Inspirado nos Slams, batalha de rimadores feita na rua, o Slamis foi criado em 2020 pela dupla de palhaços Andréa Macera, artista cênica, e Flávio Falcone, palhaço e psiquiatra atuante há uma década no território da Cracolândia. Qualquer pessoa pode chegar e mostrar seu talento, ou sua insatisfação através da música, da poesia, da dança ou das artes cênicas. Ao final do espetáculo com duração de aproximadamente duas horas, há um júri popular que decide os três vencedores daquele dia, que receberão 50 reais como prêmio. A atividade é como uma miragem de curta duração que suspende por algumas horas a energia densa e violenta que impera no fluxo. Um respiro para centenas de pessoas mergulhadas em suas paranoias individuais vivendo uma realidade paralela na cidade.

Naquele dia, o Slamis foi impedido de entrar no fluxo por policiais da GCM, a Guarda Civil Metropolitana, alegando situação de risco durante a limpeza urbana rotineira que acontece na região. “Como podemos ser impedidos de andar pelo território?”, questiona Falcone. O grupo então se direciona ao revitalizado Parque Estação da Luz, onde realiza o show de calouros sem interrupções e com baixa participação do público-alvo. A percepção de quem frequenta o local é de que as operações policiais na região se intensificaram neste ano eleitoral. Procurada pela piauí, a Secretaria de Segurança Pública não informou quantas operações policiais foram feitas em 2024. 
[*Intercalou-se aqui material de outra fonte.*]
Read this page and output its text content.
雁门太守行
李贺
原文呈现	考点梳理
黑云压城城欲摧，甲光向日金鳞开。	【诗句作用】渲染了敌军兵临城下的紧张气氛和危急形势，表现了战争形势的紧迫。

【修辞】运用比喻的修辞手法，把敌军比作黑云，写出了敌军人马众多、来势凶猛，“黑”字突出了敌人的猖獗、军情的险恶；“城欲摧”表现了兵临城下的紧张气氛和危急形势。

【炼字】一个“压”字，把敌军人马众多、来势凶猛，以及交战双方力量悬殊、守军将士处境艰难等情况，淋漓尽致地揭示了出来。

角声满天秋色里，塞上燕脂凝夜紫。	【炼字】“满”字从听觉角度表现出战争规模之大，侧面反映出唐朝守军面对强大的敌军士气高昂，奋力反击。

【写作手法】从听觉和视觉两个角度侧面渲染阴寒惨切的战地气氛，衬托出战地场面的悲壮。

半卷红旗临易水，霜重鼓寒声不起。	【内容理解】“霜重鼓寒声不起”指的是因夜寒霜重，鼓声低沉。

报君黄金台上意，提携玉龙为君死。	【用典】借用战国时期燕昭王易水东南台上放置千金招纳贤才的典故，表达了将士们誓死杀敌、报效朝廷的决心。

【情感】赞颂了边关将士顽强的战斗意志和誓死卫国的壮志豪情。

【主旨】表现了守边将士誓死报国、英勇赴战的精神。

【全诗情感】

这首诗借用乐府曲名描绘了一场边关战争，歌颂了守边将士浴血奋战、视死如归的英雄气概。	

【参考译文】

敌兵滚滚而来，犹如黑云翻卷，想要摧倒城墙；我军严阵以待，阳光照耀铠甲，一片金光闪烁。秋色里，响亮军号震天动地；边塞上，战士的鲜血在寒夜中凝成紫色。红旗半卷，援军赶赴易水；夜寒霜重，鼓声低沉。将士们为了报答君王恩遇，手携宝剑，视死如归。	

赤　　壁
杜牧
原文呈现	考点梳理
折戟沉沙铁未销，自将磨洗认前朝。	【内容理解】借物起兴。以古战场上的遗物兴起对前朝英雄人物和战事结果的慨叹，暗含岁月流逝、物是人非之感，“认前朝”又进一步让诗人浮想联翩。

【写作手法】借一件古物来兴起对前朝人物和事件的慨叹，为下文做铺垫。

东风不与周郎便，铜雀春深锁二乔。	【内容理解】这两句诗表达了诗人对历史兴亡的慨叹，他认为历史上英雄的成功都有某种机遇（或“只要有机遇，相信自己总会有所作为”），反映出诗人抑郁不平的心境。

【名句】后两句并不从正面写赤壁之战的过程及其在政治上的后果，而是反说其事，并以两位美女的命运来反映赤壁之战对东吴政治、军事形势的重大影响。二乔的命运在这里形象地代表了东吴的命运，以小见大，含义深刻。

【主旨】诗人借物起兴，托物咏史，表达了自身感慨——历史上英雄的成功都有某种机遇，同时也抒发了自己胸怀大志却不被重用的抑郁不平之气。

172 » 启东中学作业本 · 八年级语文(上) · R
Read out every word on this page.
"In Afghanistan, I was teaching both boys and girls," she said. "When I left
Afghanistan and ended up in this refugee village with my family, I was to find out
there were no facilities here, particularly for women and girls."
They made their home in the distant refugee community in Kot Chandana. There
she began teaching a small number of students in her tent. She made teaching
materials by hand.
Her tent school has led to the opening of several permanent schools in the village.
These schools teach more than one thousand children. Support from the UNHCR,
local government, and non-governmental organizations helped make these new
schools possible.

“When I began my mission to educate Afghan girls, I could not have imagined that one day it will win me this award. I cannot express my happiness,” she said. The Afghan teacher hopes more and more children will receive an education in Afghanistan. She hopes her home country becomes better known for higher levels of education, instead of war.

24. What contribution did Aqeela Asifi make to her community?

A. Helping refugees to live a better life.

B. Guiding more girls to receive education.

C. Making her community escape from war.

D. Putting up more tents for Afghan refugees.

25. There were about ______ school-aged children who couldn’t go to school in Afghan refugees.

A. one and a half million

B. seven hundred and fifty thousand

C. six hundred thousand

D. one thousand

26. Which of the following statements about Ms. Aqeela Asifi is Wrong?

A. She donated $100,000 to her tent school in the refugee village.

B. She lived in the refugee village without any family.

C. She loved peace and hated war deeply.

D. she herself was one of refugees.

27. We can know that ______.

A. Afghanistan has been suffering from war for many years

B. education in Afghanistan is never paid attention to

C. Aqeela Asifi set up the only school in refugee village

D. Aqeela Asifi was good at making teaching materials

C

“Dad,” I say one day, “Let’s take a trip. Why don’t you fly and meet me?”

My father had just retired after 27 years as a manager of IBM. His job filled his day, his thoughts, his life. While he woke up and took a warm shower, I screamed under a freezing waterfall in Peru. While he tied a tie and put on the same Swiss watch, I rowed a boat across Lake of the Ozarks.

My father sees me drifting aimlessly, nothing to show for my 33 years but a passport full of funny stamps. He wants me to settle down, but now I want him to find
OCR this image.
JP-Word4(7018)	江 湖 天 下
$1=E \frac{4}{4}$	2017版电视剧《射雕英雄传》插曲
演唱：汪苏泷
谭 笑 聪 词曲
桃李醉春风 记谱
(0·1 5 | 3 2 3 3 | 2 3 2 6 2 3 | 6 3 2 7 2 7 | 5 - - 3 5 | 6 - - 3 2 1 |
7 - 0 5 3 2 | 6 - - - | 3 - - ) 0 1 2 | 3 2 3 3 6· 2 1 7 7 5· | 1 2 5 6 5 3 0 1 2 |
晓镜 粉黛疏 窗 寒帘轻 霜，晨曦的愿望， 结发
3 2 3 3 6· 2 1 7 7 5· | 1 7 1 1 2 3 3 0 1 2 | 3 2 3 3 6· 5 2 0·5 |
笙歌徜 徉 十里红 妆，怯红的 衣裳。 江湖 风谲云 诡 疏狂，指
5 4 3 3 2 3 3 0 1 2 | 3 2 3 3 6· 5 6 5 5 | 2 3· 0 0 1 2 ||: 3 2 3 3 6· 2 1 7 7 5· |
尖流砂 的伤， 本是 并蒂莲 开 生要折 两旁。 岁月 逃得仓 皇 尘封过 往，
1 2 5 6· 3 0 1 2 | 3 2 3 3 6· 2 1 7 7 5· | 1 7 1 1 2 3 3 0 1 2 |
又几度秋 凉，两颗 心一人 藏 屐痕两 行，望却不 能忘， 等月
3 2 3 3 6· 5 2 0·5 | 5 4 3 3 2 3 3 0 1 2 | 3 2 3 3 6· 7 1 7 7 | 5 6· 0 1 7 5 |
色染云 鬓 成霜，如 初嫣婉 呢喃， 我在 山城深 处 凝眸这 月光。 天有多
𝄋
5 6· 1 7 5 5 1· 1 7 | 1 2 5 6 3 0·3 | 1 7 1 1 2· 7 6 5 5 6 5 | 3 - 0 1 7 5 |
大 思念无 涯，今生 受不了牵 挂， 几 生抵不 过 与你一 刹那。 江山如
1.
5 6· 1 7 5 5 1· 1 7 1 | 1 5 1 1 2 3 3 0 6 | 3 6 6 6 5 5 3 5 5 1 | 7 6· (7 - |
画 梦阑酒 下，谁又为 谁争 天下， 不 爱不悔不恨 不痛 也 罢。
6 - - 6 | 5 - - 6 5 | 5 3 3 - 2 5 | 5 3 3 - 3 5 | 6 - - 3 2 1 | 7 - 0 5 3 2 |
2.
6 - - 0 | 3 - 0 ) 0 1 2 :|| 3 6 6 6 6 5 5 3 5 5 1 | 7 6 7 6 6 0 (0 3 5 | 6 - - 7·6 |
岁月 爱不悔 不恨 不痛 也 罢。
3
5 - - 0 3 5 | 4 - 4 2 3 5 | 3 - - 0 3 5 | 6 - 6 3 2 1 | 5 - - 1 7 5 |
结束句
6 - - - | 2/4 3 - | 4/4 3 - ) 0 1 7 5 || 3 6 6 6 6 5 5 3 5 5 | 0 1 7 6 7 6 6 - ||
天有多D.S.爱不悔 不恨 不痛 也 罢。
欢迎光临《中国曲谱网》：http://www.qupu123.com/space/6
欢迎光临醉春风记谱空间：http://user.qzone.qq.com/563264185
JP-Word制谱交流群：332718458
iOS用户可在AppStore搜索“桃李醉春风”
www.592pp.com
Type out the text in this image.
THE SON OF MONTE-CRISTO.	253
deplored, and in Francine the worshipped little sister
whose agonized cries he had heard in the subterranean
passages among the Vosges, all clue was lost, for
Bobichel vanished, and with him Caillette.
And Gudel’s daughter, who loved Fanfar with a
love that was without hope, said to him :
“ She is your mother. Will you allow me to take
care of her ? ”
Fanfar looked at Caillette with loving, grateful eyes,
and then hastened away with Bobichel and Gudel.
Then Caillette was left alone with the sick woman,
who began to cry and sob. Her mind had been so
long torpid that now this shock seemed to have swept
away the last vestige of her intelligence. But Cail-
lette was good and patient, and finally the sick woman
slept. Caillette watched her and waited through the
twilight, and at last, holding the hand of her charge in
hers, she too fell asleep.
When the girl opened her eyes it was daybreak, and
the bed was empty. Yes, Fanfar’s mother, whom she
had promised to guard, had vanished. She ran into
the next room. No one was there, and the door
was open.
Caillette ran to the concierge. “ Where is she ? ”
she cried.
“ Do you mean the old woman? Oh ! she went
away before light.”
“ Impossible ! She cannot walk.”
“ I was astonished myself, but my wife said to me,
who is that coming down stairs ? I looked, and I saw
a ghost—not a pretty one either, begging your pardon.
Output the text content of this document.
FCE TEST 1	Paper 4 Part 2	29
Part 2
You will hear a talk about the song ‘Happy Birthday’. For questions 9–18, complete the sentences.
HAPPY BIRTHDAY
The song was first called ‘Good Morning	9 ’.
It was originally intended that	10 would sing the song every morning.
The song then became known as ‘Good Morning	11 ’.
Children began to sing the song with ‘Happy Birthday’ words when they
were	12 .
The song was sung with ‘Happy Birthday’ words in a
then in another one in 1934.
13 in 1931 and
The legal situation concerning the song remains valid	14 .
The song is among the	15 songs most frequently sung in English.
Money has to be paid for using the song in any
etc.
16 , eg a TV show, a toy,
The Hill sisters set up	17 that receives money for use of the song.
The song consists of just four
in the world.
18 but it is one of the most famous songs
O Slamis é a porta de entrada para o projeto Teto, Trampo e Tratamento, o TTT, inspirado no programa Braços Abertos, instituído por Fernando Haddad (PT) entre 2014 e 2016, quando o atual ministro da Fazenda foi prefeito da capital paulista, em uma tentativa de reduzir os danos causados à população vulnerável na região da Cracolândia. Falcone, que atuou como psiquiatra na administração petista, explica que o TTT elege a arte como forma de estabelecer o vínculo com os usuários. “O vínculo é a coisa mais importante para sustentarmos os três pilares do projeto. O Slamis mobiliza a pulsão de vida deste grupo de pessoas que são chamadas por parte da sociedade de zumbis, como se não estivessem mais vivas.”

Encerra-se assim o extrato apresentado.